Over recent years, Li and collaborators have launched innovation bases and colleges in Ningbo, Changzhou, Chongqing, Hong Kong, Shenzhen, Guangzhou, and elsewhere. The Shenzhen Institute of Technology, founded in 2021, is among them. Deputy Dean Yu Ying, responsible for daily operations, explains that over several years, 120,000 people applied, with 500+ entrepreneurs admitted forming 66 teams—half focused on AI + hardware. “When entering, people jokingly called themselves ‘three-nothings’—no ideas, no teams, no resources, including some high school graduates. But after two and a half years, 60% of teams achieved ¥30-50 million valuations.”

These new colleges and bases share XbotPark’s experience and resources while organizing student participation in various bootcamps. Li emphasizes that especially within schools, implementing new engineering education means bridging the education-industry gap, overturning entire curriculum structures, teaching methods, and evaluation systems. “We don’t want students who only score high on tests, but those with curiosity, willingness to act, and persistence,” Li says. Entrepreneurship and school learning are fundamentally different. “In traditional education, you succeed once, publish a paper or apply for a patent. But product development requires hundreds or thousands of iterations—sometimes just small changes, like appearance, but without this process, success is difficult.”

The new engineering education Li now advocates combines entrepreneurship with student learning, so graduates possess basic entrepreneurial capabilities—and this reflects in their academic performance. Li annually examines one metric post-graduation: student entrepreneurial density index. Their definition: graduates founding or co-founding companies with social investment and market recognition. Dividing these entrepreneurs by total graduates yields the entrepreneurial density index. Li explains that in traditional engineering education schools, MIT leads at approximately 1%, with Stanford second at 0.5%. Someone calculated that MIT graduate-founded companies’ combined revenue equals the world’s tenth-largest economy—exceeding South Korea’s GDP.

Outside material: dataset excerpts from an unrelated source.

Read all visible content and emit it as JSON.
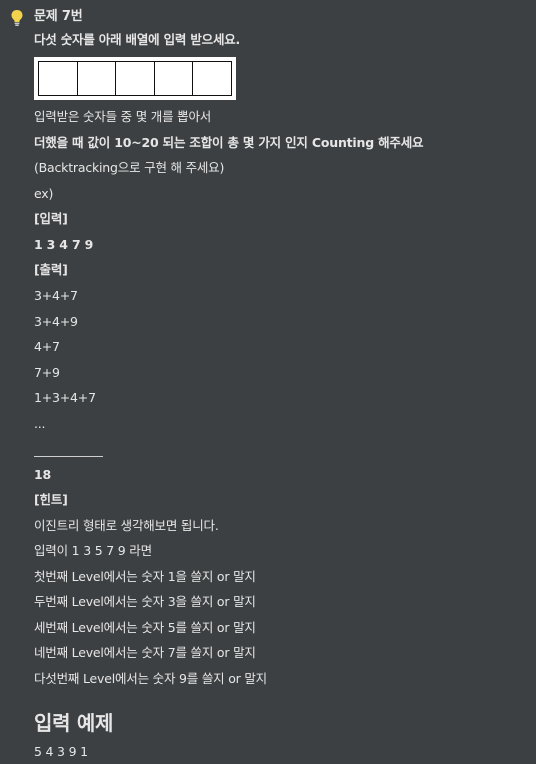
{
  "callout": {
    "icon": "lightbulb-icon",
    "title": "문제 7번",
    "lines": [
      "다섯 숫자를 아래 배열에 입력 받으세요.",
      "입력받은 숫자들 중 몇 개를 뽑아서",
      "더했을 때 값이 10~20 되는 조합이 총 몇 가지 인지 Counting 해주세요",
      "(Backtracking으로 구현 해 주세요)",
      "ex)",
      "[입력]",
      "1 3 4 7 9",
      "[출력]",
      "3+4+7",
      "3+4+9",
      "4+7",
      "7+9",
      "1+3+4+7",
      "...",
      "18",
      "[힌트]",
      "이진트리 형태로 생각해보면 됩니다.",
      "입력이 1 3 5 7 9 라면",
      "첫번째 Level에서는 숫자 1을 쓸지 or 말지",
      "두번째 Level에서는 숫자 3을 쓸지 or 말지",
      "세번째 Level에서는 숫자 5를 쓸지 or 말지",
      "네번째 Level에서는 숫자 7를 쓸지 or 말지",
      "다섯번째 Level에서는 숫자 9를 쓸지 or 말지"
    ],
    "array_cells": 5
  },
  "section": {
    "heading": "입력 예제",
    "example": "5 4 3 9 1"
  },
  "colors": {
    "background": "#3d4043",
    "text": "#e6e6e6",
    "icon": "#f3d24d"
  }
}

After extensive young entrepreneur exposure, Tang Xiaoxi observes shifting attitudes toward entrepreneurship over time. “For example, during the pandemic years, entrepreneurial confidence suffered greatly; many university students preferred ‘civil service exams.’ Recruiting students was also difficult then.” She tells me that in the past year or two, situations have clearly improved, and societal attitudes toward young people have changed significantly—more willing to listen to their voices. She also discovered: “Previously many students aimed for big tech companies, like a tradition—seniors entered big tech, so they must too. But now, many hold more open attitudes toward joining small factories, especially startups.”

Songshan Lake Innovation Hub
XbotPark in Dongguan, surrounded by research institutions and startup hubs.